SoylentNews is people
SoylentNews
https://www.cossacklabs.com/blog/macros-in-crypto-c-code.html
Like death and taxes, one thing that you can be sure of is that using C macros in a modern software project will cause a debate. While for some macros remain a convenient and efficient way of achieving particular programming goals, for others they are opaque, introduce the unnecessary risk of coding errors, and reduce readability.
The criticism of macros is particularly acute in the wider security community. Among Cossack Labs' engineers and the core Themis crypto library contributors there are people who previously worked on auditing cryptographic implementations of critical code. Their typical knee-jerk reaction to macros was always "kill it with fire and never use it again". Taking no sides, we would like to assess both pros and cons of using such dangerous things as macros in security code (as we faced the issue when developing Themis) and suggest some techniques for lowering the accompanying risks.
We'll also discuss a custom "for-audit" build target for Themis designed specifically to generate source code that exposes the macros to inspection because we appreciate the need for security software to be subject to detailed source code scrutiny.
(Score: 2) by Pino P on Saturday December 02 2017, @11:40PM (3 children)
Easier said than done. Or would you please explain an efficient way to sort out dozens of applications by incompetent candidates to a particular position en masse?
They're not type-safe. Some people include not type-safe in broken.
(Score: 3, Insightful) by fyngyrz on Saturday December 02 2017, @11:59PM (2 children)

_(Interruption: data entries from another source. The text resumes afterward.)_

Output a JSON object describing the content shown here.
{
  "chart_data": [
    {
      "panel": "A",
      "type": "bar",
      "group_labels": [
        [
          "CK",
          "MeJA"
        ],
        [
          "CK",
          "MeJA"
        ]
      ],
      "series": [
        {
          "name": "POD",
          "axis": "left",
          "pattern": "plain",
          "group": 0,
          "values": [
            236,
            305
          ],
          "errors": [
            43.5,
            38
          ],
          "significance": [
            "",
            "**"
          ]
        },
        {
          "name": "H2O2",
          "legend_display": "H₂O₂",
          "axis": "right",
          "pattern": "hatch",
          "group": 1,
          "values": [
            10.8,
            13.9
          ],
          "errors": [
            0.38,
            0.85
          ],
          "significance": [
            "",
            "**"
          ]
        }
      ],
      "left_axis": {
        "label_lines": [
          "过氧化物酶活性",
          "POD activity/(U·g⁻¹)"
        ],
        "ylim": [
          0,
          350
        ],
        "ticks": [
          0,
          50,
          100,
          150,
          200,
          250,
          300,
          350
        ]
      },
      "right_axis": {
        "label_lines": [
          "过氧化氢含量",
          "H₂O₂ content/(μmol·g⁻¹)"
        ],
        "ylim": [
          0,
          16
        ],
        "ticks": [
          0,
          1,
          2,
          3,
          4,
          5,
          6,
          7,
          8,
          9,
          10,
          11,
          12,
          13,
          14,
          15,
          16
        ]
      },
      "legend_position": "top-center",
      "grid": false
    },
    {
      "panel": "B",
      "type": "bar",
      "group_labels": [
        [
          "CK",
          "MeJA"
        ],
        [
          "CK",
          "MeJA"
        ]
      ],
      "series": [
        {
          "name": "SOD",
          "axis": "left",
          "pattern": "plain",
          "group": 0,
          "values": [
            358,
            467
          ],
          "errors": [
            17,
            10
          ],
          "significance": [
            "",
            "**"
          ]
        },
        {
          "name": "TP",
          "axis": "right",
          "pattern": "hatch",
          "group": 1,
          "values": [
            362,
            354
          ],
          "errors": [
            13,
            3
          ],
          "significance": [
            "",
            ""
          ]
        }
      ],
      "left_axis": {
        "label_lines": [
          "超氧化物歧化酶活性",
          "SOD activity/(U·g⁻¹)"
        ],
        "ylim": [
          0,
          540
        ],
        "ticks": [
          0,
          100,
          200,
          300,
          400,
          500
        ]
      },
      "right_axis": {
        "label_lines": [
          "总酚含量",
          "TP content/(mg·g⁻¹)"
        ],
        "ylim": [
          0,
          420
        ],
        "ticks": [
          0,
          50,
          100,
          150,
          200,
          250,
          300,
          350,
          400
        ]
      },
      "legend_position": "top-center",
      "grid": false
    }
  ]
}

After you've determined that they say they're really good at the language you plan to have them use (demand/specify that info in the job app), then you test them. If you're hiring programmers without testing them, we've found (at least one of) your problems.

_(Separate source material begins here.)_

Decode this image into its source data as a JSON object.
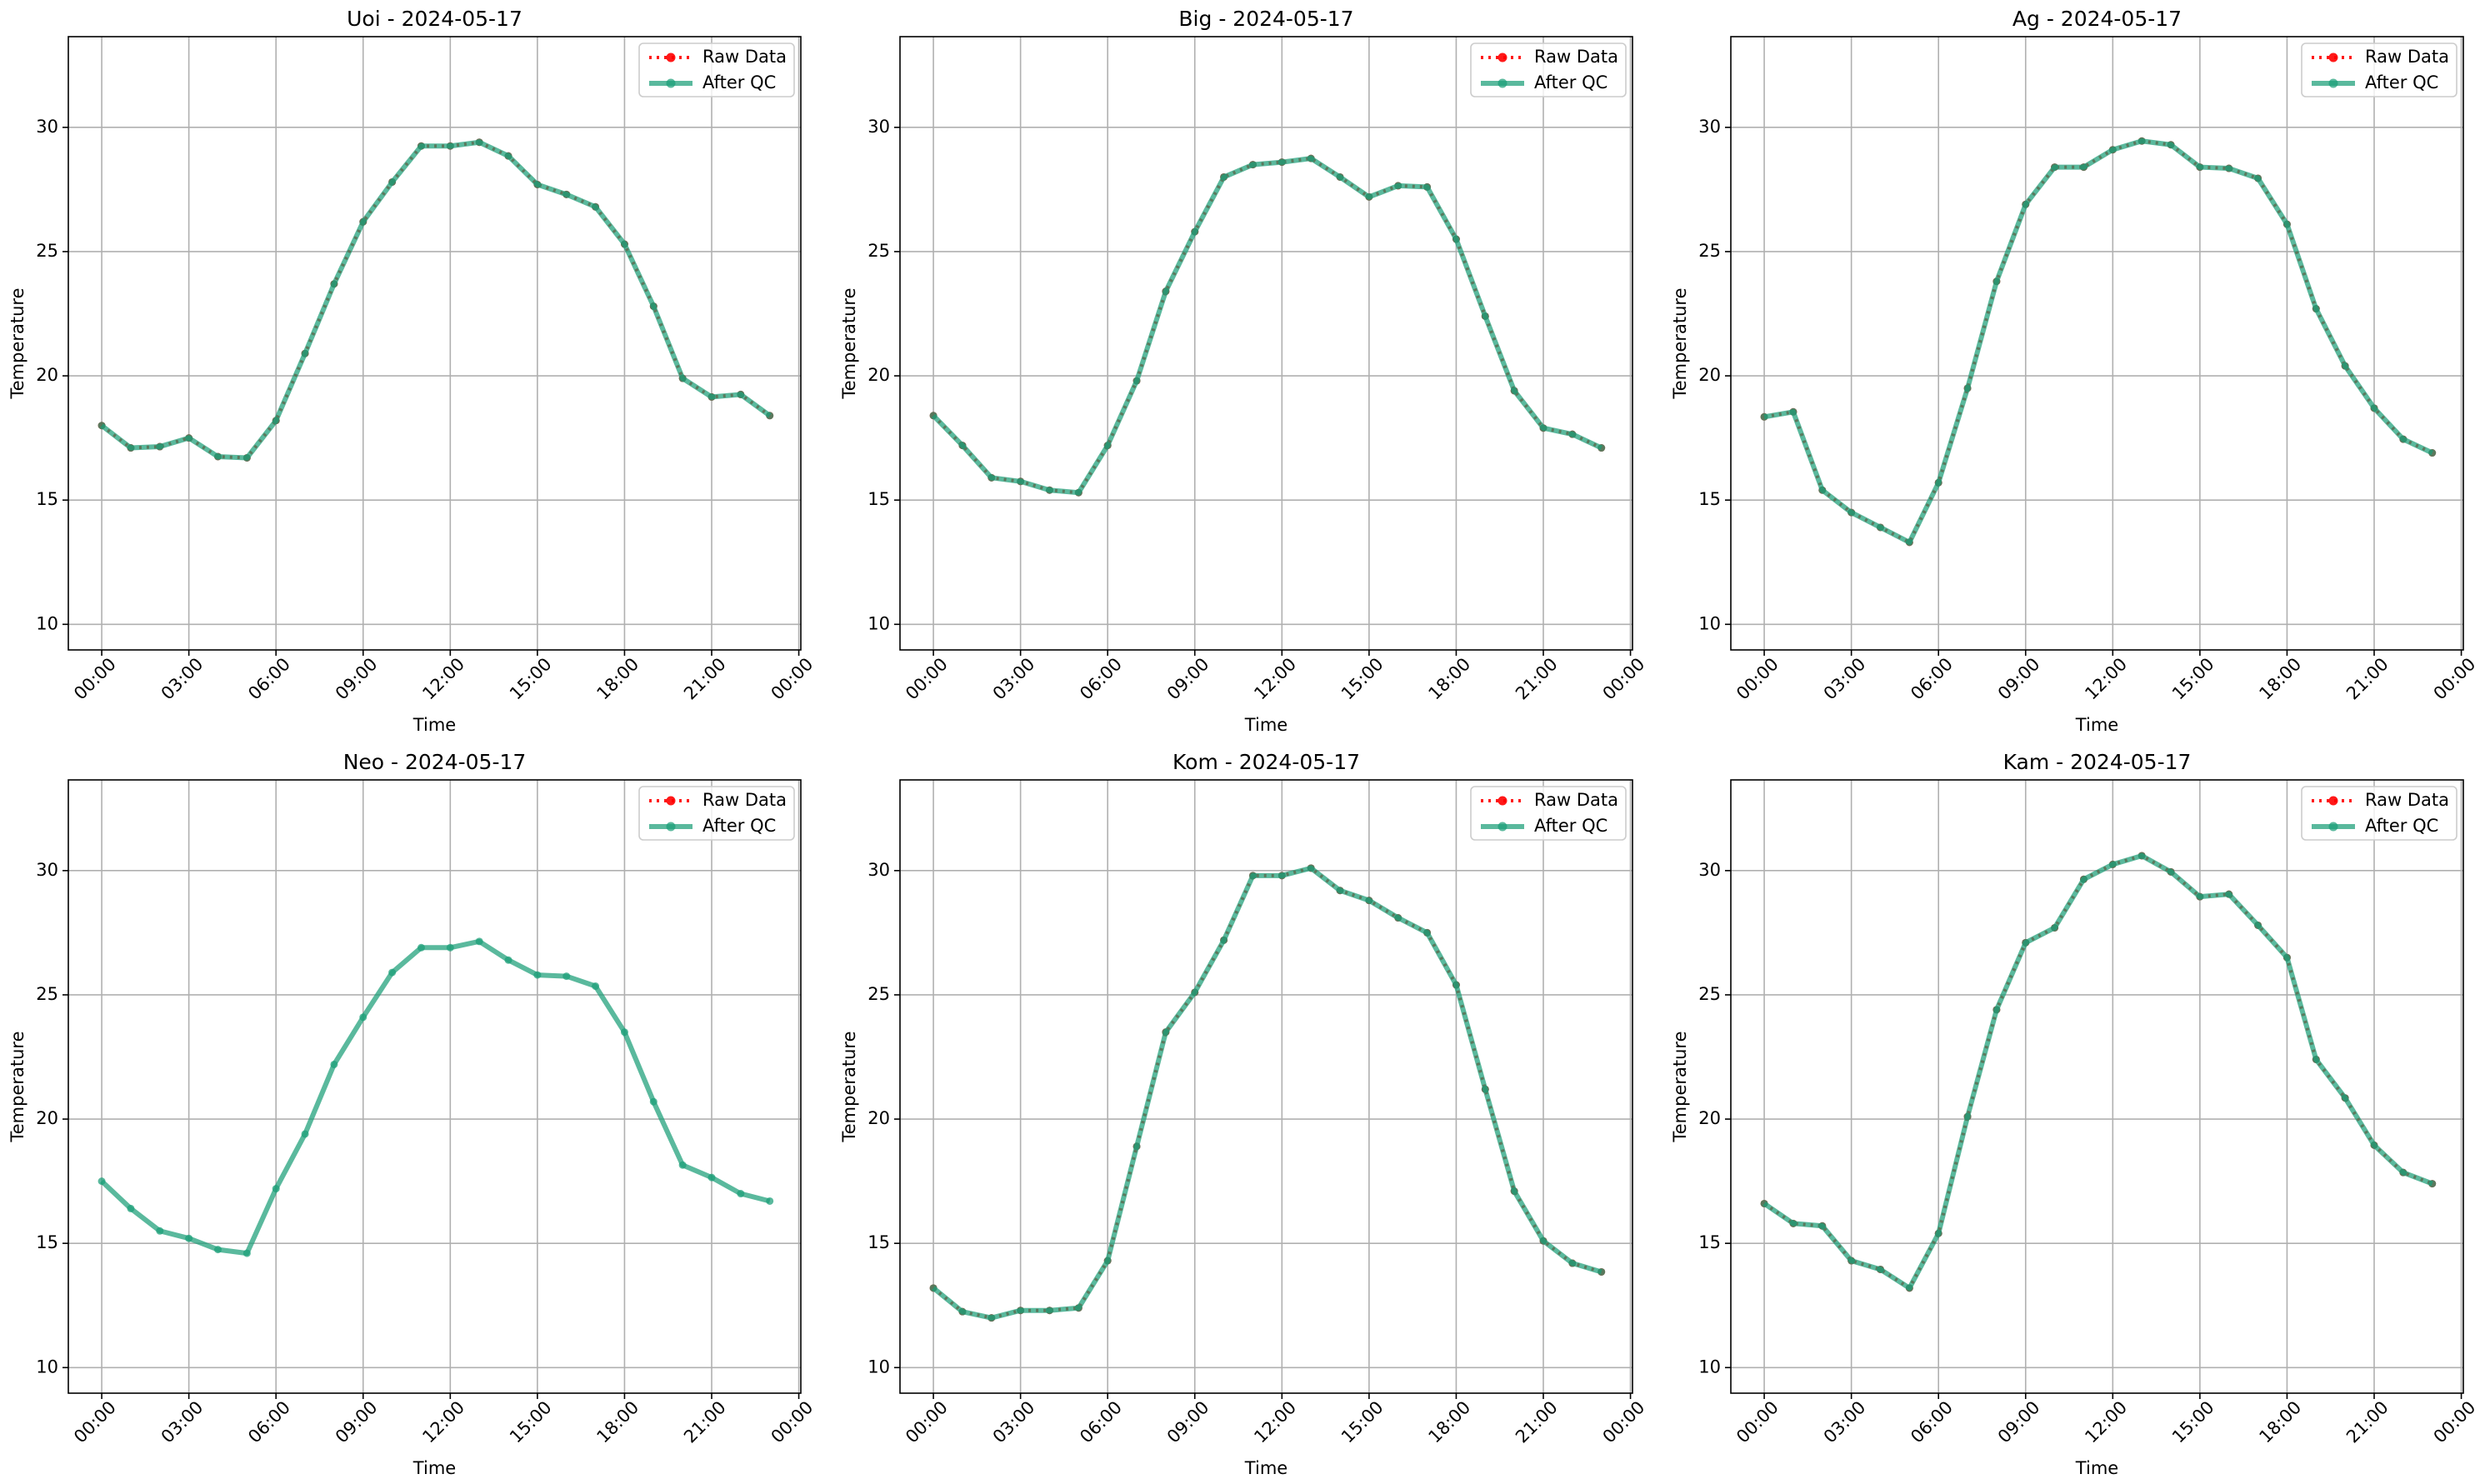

Tests should be progressive; not stupid puzzles, or dips into realms that have to relevance to the job at hand, either. You can get newbies in and out of a test sequence in just minutes; they'll never survive the most simple questions about language details. Better programmers will take longer to check out. But competent testing is an absolute requirement to fill programming positions – if you don't want to be saddled with people who will do damage to the task(s) at hand.
Also, don't ask for X years of experience in X. Ask for high competence in X. The former doesn't imply the latter, though one might (naively) think so.

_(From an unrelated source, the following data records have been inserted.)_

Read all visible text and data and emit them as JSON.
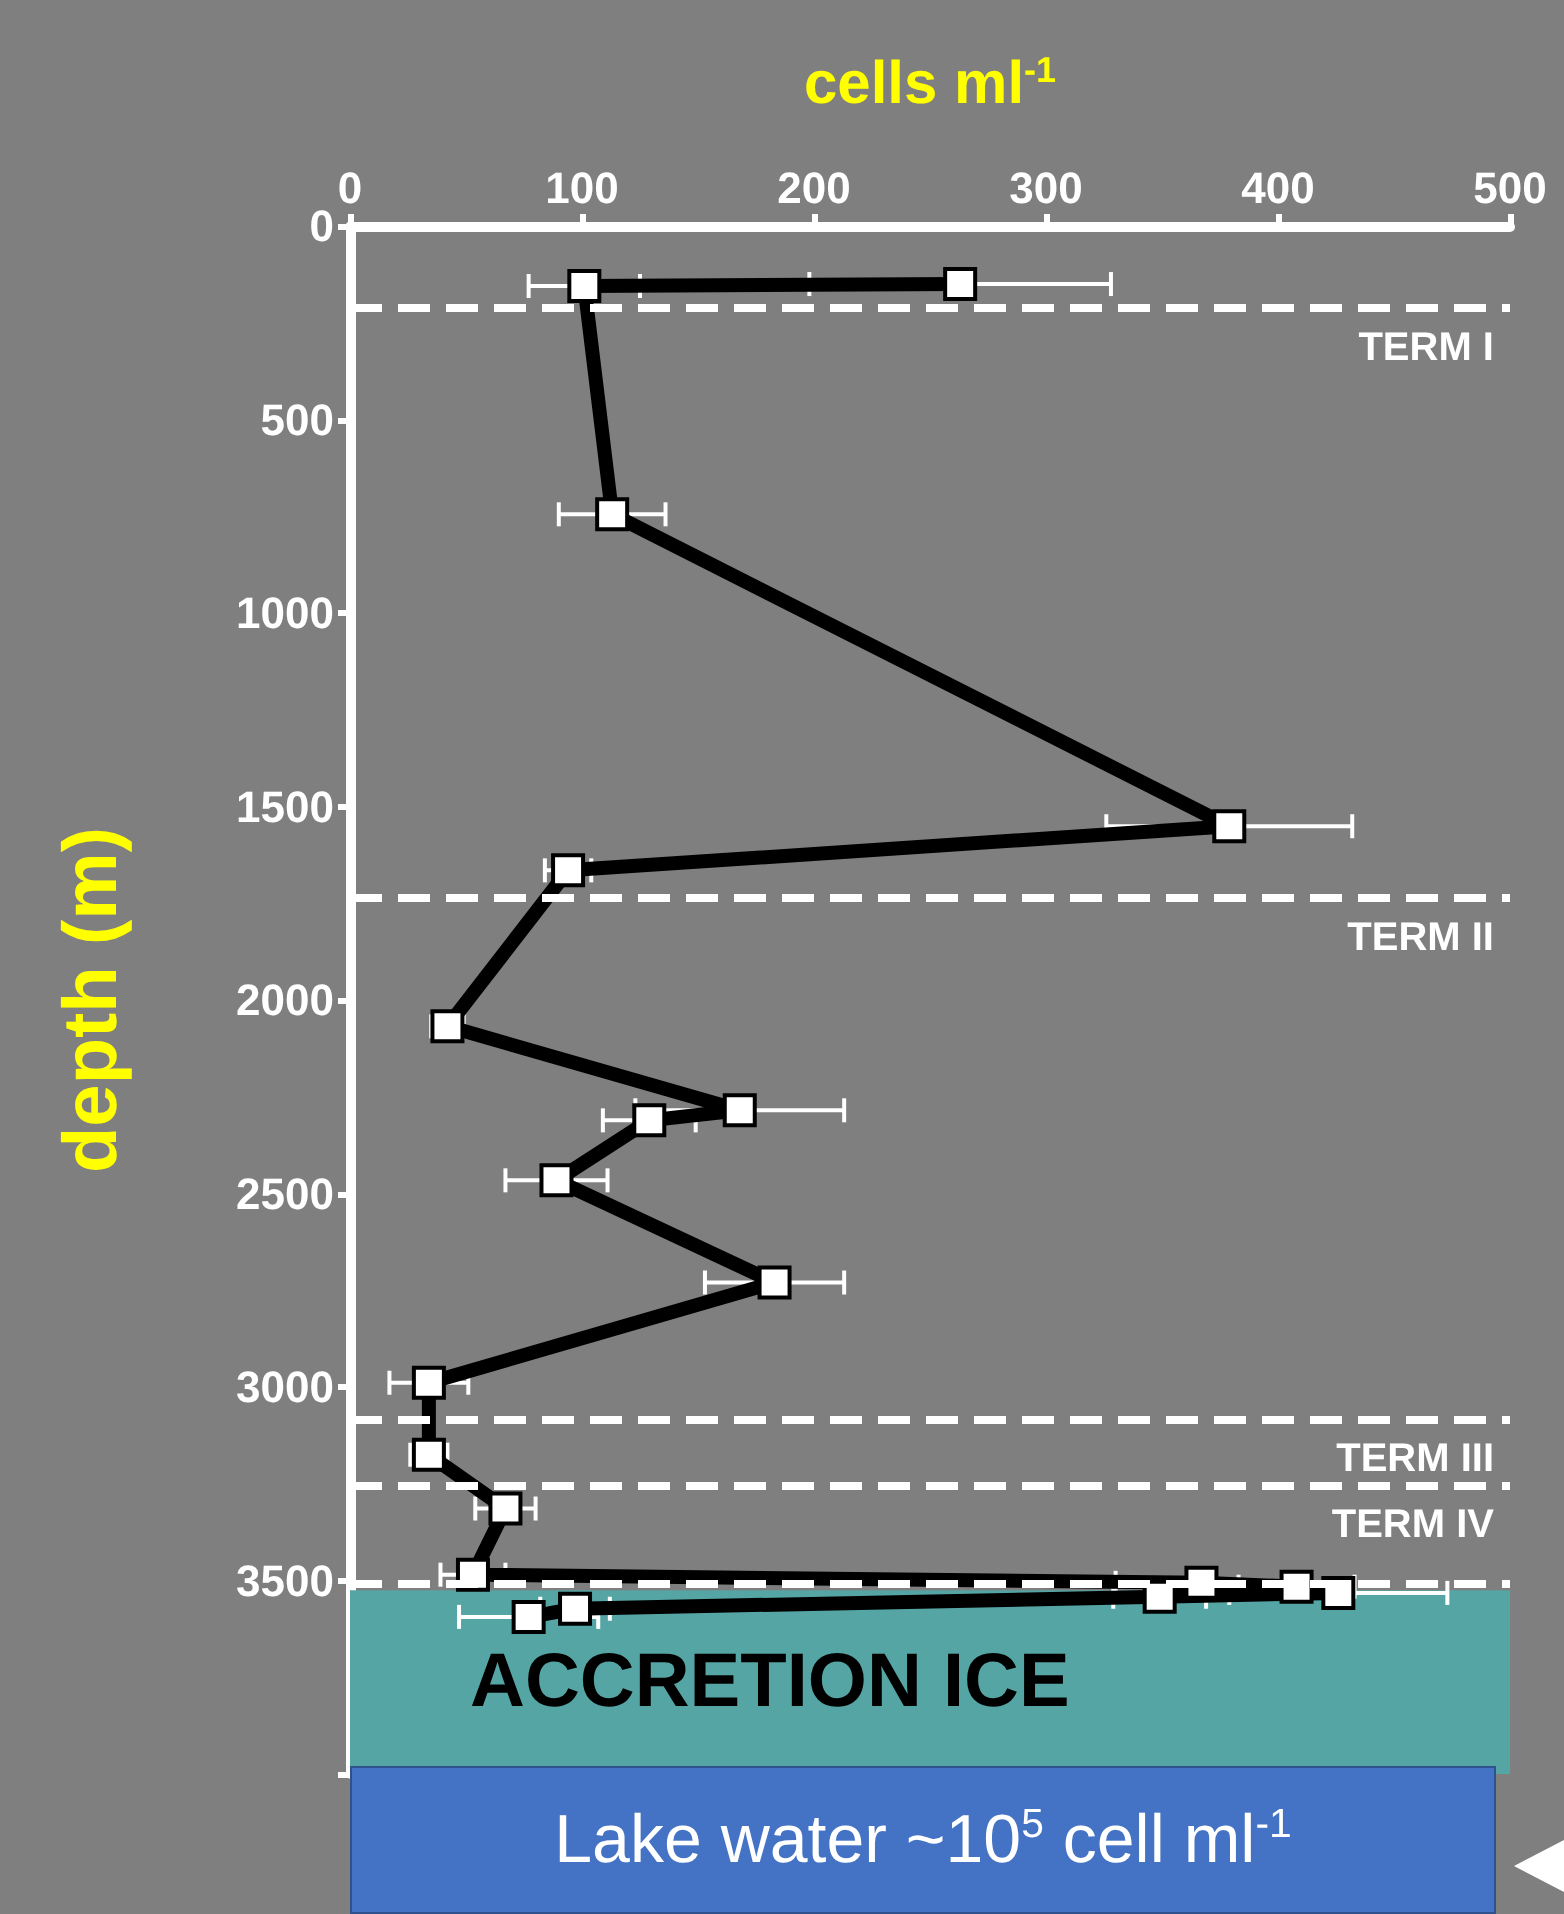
{
  "chart_data": {
    "type": "line",
    "xlabel": "cells ml$^{-1}$",
    "ylabel": "depth (m)",
    "xlim": [
      0,
      500
    ],
    "xticks": [
      0,
      100,
      200,
      300,
      400,
      500
    ],
    "ylim": [
      4000,
      0
    ],
    "yticks": [
      0,
      500,
      1000,
      1500,
      2000,
      2500,
      3000,
      3500,
      {
        "value": 4000,
        "label": null
      }
    ],
    "marker": "square",
    "line_style": "solid",
    "grid": false,
    "series": [
      {
        "color": "#000000",
        "x": [
          263,
          101,
          113,
          379,
          94,
          42,
          168,
          129,
          89,
          183,
          34,
          34,
          67,
          53,
          367,
          408,
          426,
          349,
          97,
          77
        ],
        "values": [
          150,
          155,
          745,
          1551,
          1665,
          2068,
          2285,
          2311,
          2466,
          2730,
          2989,
          3175,
          3314,
          3485,
          3506,
          3516,
          3532,
          3542,
          3573,
          3594
        ],
        "xerrors": [
          65,
          24,
          23,
          53,
          10,
          7,
          45,
          20,
          22,
          30,
          17,
          8,
          13,
          14,
          37,
          25,
          47,
          20,
          15,
          30
        ]
      }
    ],
    "ref_lines": [
      {
        "axis": "y",
        "value": 212,
        "label": "TERM I",
        "color": "#ffffff",
        "line_style": "dashed"
      },
      {
        "axis": "y",
        "value": 1737,
        "label": "TERM II",
        "color": "#ffffff",
        "line_style": "dashed"
      },
      {
        "axis": "y",
        "value": 3082,
        "label": "TERM III",
        "color": "#ffffff",
        "line_style": "dashed"
      },
      {
        "axis": "y",
        "value": 3252,
        "label": "TERM IV",
        "color": "#ffffff",
        "line_style": "dashed"
      },
      {
        "axis": "y",
        "value": 3506,
        "label": null,
        "color": "#ffffff",
        "line_style": "dashed"
      }
    ],
    "bands": [
      {
        "axis": "y",
        "from": 3525,
        "to": 4000,
        "label": "ACCRETION ICE",
        "color": "#56a5a5"
      }
    ],
    "annotations": [
      "Lake water ~10$^{5}$ cell ml$^{-1}$"
    ]
  }
}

Yes, well, you shouldn't hire people with that kind of skills deficit. Problem solved! Anything else I can help you with? :)
c'mon, smile. Not kidding, though. A fundamental (not basic) programmer skill is managing types. If the language doesn't do it, it's your job (and if the language does do it, there's still no excuse for you to be bad at it.)
(Score: 0) by Anonymous Coward on Sunday December 03 2017, @01:09AM
What you're suggesting sounds too hard. Wouldn't it be better to just keep turning away introverts, since they fail our shallow personality tests by not being social enough? Wouldn't it be easier to just throw out the applications of anyone who doesn't have a degree? Look how much time we're saving!
Ugh, why is there a shortage of talented individuals!? We need foreigners to fill the gaps!
(Score: 2) by Pino P on Sunday December 03 2017, @03:29AM
It still costs quite a bit of money to administer the tests, especially when it involves flying in candidates from a thousand miles away. This competent testing had better provide improvement in quality that is measurable and substantial, or the shareholders won't stand for it.
Then why not just write all programs in assembly language and make the programmer do everything?